HILLSVILLE  — One member of the late Harbert Edwards family admits to some sadness when he thinks about the old farm being turned over to the state to become part of U.S. 58 in Hillsville, but looking back they can see it as a selfless act to benefit the community.
Grandchildren and other family members turned out last Friday to remember Edwards’ forward thinking as local officials and Virginia Department of Transportation representatives dedicated a bridge over Little Reed Island Creek in his name.


U.S. 58 eventually became a superhighway that links the state from Mount Rogers to the coast at Virginia Beach via Hillsville.
Carroll Supervisor Bob Martin, speaking for local officials, noted that continuing improvement to 58 in Laurel Fork and Patrick County are  "going to make a tremendous benefit for Carroll County and everyone traveling the road."
Edwards, born in May 1873, donated 500 acres of his farm on the west side of Hillsville, which laid the groundwork for the major highway, the supervisor said.
“This land donation provided a means to travel an improved road as opposed to the Old Galax Pike,” the resolution said.

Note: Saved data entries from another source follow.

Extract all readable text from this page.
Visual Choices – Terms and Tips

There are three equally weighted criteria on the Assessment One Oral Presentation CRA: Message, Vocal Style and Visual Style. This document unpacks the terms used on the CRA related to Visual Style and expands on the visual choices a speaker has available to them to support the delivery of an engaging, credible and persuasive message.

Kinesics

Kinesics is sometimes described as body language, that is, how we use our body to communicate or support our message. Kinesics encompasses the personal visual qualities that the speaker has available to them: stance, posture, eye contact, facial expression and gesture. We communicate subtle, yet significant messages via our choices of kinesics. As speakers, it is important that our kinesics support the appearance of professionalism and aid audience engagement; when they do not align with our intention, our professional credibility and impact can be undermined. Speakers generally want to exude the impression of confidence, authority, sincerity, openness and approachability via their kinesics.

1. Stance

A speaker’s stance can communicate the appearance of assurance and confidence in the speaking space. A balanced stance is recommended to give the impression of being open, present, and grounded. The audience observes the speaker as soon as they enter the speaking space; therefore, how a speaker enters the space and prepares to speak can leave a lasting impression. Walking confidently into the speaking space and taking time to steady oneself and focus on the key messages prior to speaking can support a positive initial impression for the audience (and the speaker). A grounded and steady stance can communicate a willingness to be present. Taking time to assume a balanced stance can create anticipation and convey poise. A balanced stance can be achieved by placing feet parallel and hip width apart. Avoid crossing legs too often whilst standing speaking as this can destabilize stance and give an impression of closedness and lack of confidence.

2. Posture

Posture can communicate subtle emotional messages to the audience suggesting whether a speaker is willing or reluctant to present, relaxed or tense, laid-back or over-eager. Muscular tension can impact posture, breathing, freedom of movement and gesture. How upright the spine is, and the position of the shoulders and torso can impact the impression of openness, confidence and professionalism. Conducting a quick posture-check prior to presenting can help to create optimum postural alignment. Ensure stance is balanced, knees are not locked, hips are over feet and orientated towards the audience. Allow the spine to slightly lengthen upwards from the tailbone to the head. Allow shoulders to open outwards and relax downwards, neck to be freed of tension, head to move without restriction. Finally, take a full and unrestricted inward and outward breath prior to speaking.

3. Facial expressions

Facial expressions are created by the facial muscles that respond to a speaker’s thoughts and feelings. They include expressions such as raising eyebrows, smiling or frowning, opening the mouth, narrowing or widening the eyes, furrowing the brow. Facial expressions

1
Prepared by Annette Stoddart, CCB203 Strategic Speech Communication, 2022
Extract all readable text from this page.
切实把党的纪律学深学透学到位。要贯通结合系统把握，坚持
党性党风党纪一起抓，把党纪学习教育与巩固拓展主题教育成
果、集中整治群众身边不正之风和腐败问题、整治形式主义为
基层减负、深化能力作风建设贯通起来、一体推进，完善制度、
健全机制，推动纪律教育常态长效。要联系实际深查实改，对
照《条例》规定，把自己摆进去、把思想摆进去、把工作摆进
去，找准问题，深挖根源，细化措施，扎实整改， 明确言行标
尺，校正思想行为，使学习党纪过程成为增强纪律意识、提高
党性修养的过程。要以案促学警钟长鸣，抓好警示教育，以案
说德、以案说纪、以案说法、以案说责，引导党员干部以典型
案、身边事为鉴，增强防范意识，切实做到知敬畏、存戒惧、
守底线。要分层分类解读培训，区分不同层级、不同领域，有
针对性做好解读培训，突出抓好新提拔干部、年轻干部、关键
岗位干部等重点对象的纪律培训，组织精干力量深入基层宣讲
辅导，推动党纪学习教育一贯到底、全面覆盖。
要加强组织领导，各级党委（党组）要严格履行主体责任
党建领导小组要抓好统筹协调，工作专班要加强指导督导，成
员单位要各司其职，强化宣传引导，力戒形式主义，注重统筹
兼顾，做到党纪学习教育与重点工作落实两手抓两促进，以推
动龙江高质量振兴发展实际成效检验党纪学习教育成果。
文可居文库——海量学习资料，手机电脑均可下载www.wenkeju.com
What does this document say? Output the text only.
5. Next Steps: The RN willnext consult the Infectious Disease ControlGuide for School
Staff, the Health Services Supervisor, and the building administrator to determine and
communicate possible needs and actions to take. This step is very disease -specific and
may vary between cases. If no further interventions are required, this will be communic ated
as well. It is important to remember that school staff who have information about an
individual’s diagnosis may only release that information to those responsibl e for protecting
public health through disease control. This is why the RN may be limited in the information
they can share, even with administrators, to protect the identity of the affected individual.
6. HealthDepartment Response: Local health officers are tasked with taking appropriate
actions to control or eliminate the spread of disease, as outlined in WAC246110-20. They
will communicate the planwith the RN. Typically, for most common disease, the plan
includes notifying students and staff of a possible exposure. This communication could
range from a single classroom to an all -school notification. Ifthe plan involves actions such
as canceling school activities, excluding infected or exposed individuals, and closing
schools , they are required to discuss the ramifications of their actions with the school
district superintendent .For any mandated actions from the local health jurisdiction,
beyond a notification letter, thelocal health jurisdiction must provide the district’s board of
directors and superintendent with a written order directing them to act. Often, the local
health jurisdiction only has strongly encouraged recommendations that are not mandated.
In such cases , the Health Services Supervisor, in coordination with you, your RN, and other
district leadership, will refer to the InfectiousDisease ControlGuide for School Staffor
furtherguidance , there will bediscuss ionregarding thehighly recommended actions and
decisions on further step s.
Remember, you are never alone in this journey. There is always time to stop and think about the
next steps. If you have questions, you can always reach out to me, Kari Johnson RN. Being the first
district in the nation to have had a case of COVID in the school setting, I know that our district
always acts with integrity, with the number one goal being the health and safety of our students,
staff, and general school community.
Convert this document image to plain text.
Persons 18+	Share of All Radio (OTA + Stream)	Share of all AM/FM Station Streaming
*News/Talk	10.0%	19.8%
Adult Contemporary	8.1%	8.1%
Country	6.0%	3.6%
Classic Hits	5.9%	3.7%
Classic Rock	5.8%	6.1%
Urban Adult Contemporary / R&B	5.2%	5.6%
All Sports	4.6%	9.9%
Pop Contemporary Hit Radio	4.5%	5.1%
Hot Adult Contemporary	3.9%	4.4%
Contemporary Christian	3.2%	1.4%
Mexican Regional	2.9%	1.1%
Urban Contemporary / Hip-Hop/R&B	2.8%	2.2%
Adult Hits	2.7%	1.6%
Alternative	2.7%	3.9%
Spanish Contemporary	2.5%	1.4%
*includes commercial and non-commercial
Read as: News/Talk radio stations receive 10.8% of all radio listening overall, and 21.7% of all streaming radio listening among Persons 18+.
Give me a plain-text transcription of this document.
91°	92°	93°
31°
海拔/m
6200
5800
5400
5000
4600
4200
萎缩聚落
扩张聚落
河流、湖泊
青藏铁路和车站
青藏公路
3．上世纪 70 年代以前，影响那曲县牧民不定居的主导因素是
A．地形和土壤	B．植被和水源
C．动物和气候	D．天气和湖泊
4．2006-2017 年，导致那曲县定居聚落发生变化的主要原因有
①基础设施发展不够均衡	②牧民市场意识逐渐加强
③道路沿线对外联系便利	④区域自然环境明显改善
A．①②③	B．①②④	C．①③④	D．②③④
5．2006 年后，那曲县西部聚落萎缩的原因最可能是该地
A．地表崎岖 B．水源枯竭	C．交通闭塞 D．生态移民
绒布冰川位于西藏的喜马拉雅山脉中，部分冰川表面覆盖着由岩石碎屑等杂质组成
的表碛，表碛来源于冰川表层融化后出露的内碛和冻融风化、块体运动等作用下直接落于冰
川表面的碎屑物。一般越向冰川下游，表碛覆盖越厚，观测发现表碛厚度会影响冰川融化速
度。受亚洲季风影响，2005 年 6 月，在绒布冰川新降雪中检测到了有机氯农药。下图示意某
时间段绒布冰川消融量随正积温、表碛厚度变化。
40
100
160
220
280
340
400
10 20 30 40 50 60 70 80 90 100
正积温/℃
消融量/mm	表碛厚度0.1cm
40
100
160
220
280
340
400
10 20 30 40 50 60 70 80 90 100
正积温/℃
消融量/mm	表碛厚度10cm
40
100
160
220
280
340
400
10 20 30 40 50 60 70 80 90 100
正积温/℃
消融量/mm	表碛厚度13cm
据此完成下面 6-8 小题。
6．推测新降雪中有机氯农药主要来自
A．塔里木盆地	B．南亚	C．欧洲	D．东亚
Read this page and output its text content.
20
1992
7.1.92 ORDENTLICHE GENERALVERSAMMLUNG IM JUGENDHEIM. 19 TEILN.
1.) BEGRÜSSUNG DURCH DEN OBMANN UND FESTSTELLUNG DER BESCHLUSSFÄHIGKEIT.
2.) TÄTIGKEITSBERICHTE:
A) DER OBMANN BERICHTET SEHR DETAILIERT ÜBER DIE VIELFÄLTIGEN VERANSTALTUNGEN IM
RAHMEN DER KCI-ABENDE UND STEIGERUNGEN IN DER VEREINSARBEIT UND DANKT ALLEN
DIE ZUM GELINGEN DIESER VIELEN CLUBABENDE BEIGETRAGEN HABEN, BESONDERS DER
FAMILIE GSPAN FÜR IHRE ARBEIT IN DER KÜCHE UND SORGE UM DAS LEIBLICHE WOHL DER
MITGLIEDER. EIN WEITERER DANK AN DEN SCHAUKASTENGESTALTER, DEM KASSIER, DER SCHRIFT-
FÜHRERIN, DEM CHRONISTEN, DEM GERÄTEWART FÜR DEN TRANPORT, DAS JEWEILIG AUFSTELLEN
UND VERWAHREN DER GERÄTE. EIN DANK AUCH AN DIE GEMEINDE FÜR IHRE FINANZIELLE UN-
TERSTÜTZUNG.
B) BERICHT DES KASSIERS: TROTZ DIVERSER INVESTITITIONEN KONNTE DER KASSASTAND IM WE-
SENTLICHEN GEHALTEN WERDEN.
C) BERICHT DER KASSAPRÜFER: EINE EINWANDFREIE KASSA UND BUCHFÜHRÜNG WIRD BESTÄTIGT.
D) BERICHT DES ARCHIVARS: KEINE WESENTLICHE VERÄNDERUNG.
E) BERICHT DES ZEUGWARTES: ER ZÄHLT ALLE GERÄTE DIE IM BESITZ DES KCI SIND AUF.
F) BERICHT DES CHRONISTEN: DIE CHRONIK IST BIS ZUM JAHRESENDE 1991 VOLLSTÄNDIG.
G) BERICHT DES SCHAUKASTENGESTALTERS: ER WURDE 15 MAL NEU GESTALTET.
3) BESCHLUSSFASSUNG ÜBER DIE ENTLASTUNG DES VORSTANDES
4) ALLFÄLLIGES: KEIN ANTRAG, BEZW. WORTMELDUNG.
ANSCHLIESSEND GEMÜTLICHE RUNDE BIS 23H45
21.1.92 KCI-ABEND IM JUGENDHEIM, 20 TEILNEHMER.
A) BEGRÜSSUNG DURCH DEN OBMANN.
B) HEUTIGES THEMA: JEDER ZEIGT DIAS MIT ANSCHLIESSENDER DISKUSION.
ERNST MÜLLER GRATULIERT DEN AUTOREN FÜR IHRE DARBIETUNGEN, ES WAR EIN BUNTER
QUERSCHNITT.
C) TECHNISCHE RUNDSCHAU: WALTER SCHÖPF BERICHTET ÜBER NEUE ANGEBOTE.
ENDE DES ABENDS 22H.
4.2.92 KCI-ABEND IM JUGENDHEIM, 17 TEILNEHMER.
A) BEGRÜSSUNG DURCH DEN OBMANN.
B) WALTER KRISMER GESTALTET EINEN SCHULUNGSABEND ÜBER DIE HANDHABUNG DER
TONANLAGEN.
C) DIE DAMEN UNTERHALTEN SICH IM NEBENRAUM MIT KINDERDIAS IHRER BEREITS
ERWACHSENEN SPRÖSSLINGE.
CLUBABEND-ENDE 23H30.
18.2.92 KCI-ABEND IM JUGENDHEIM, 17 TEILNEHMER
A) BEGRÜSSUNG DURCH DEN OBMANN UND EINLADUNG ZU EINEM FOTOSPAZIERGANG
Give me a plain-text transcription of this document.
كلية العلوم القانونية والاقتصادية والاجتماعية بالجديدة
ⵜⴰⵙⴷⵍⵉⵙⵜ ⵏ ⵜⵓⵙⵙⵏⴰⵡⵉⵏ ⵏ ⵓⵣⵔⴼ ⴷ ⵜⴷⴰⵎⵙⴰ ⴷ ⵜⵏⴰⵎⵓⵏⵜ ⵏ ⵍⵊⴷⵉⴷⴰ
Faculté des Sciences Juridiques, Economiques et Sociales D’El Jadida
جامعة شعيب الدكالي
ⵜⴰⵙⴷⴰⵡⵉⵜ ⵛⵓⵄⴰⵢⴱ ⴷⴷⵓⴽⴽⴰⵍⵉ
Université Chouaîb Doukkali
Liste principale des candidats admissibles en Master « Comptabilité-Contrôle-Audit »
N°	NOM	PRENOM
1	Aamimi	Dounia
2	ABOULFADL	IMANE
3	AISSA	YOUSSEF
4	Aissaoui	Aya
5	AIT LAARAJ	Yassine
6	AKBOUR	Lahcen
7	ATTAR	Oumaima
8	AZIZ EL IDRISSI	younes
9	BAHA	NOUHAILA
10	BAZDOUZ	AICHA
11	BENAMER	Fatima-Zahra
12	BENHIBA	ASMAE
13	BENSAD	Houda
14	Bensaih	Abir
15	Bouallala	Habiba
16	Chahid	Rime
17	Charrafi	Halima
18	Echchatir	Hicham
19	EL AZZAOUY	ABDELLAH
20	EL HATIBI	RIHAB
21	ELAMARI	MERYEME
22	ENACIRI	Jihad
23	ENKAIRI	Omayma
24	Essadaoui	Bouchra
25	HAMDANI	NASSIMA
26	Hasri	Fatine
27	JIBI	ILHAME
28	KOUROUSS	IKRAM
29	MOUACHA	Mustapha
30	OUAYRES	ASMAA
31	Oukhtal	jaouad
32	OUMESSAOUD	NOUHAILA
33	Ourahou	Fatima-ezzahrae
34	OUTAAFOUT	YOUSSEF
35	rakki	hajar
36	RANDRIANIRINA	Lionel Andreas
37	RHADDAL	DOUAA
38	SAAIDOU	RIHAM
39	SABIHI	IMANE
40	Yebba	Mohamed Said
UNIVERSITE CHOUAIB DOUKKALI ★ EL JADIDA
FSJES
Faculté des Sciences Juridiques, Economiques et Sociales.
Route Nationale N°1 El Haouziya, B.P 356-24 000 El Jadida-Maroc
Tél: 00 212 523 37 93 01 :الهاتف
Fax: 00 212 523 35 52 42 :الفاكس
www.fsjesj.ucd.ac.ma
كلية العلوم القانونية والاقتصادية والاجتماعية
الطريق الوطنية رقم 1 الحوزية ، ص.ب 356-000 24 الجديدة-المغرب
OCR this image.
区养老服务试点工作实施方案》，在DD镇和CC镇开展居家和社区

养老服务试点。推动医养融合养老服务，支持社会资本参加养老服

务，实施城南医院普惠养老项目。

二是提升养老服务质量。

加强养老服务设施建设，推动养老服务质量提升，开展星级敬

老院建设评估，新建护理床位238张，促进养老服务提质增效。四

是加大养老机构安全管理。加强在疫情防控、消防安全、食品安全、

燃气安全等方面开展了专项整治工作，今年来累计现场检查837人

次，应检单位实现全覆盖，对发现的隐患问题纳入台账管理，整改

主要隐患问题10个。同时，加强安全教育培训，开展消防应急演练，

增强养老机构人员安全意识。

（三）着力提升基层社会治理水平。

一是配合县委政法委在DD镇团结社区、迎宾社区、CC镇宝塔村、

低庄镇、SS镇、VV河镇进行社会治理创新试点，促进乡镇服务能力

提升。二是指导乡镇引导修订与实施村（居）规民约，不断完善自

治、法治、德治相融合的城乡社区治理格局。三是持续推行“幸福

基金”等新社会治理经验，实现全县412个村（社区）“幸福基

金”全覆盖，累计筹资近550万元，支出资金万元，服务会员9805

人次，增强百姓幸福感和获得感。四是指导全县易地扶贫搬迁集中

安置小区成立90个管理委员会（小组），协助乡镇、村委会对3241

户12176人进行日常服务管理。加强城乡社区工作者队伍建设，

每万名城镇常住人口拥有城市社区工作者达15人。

And Edwards, “prior to his death on May 11, 1943, exhibited considerable respect for others by giving land that he worked very hard to acquire and sacrificed for the betterment of the county, its citizens and other motorists using Route 58.”
His descendants gave more land as later opportunities to improve 58 arose.
The idea to name the bridge in honor of Edwards arose when Carroll officials worked with his family members on the route for the recently installed natural gas line.
Edwards grandson Roger Webb spoke for the family, noting that Edwards, who was born in Carroll, travelled out west as a young man to work on farms in Oregon and Missouri, eventually returning home.
U.S. 58, including the bridge and the bypass, stand on land that Edwards decided to split off from his farm for the road.
“This required an appreciable sacrifice on his part, but he had the foresight to recognize that everyone, including himself, would benefit from the construction of that road,” Webb noted.
More pieces of the Edwards farm have given way to expansions of U.S. 58, which made for mixed emotions for Webb.
“I am sad when I remember the farm as it was when I was a little boy, or when I see a road in the middle of what was once the home of my aunt and my grandmother,” he said. “On the other hand, when I see the road today, I see growth, and progress and hope for prosperity into the future, and I’m left with a feeling of satisfaction because I see how that land is being used for something that will continue to benefit everyone in the community.”
When Webb reflects on how important U.S. 58 is to the people of Carroll and Grayson counties, he believes dedicating the bridge to his grandfather is a fitting way to remember him.
The bridge dedication is “something his grandchildren and great-grandchildren can look at with pride and satisfaction,” Webb said.
Martin unveiled a sign with Edwards’ name and presented the resolutions from the local boards to members of the family.
Carroll’s supervisors, as well as Hillsville officials, agreed to pay the costs of placing the memorial markers on the bridge, the resolution says.